Currently, the state spends only $3.6 billion of its $31.2 billion budget on health care, so money for more hepatitis C drugs would have to be funneled away from funding for schools, infrastructure or other public services. This could have significant implications — which can be easily explored using an online budget allocation tool created specifically for this scenario by Peter Bach, director of the Center for Health Policy and Outcomes at Memorial Sloan Kettering. For example, siphoning $30 million from the state’s $160 million budget from the state’s K-12 education would hurt about 4,000 children but only provide hepatitis C treatment for about 3,600 of the 35,000 patients.
Rachel Sachs, a law professor at Washington University in St. Louis, told the KHN that this is a good argument to invoke 28 USC § 1498. “The case is strong,” she said.

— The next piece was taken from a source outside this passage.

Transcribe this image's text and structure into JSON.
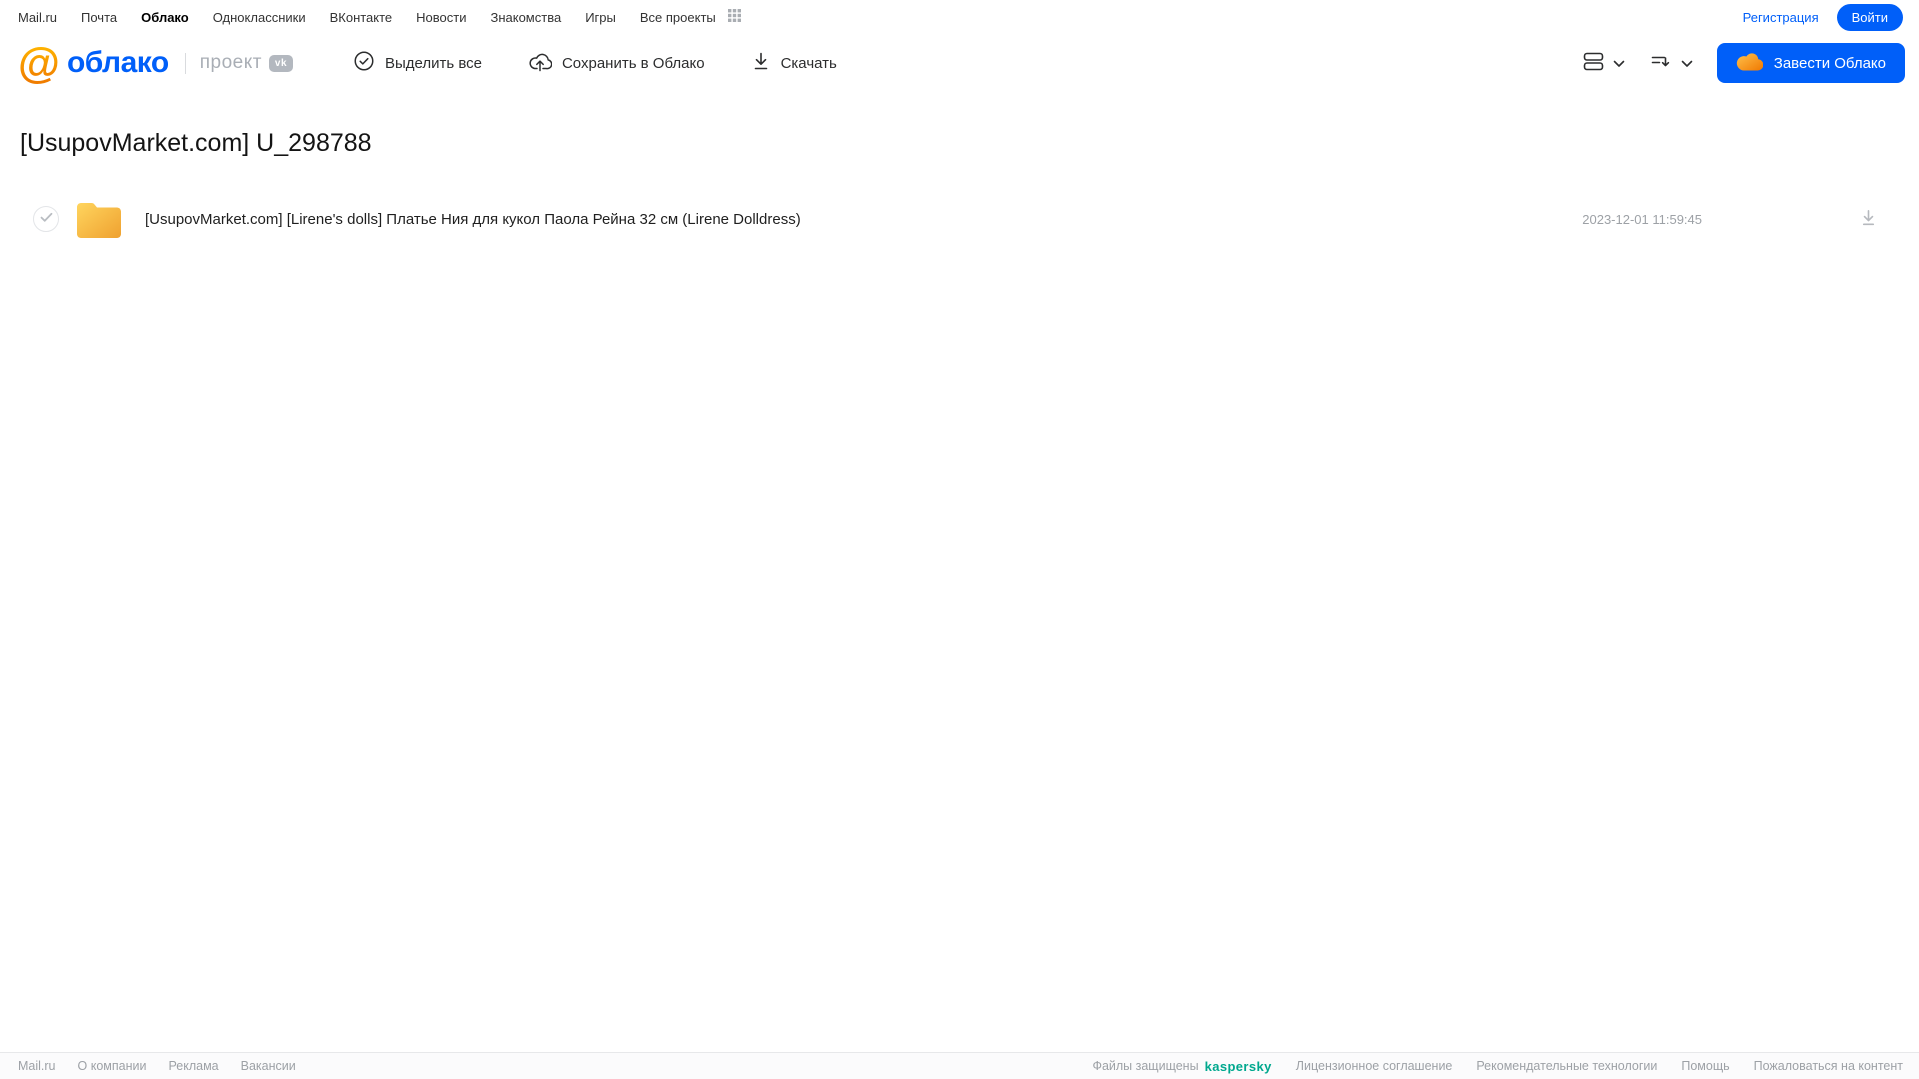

If the law is implemented, the government could contract with a generic drug maker to make low-cost versions of hepatitis C drugs, such as sofosbuvir and ledipasvir, bypassing Gilead and its ilk. But for that to happen, Secretary of Health and Human Services Tom Price would have to sign the move. While Price has said he is committed to making medicines affordable, he has also advocated for less government involvement in health care.
Still, as Sachs points out, “The federal government has a direct financial interest in controlling hepatitis C.”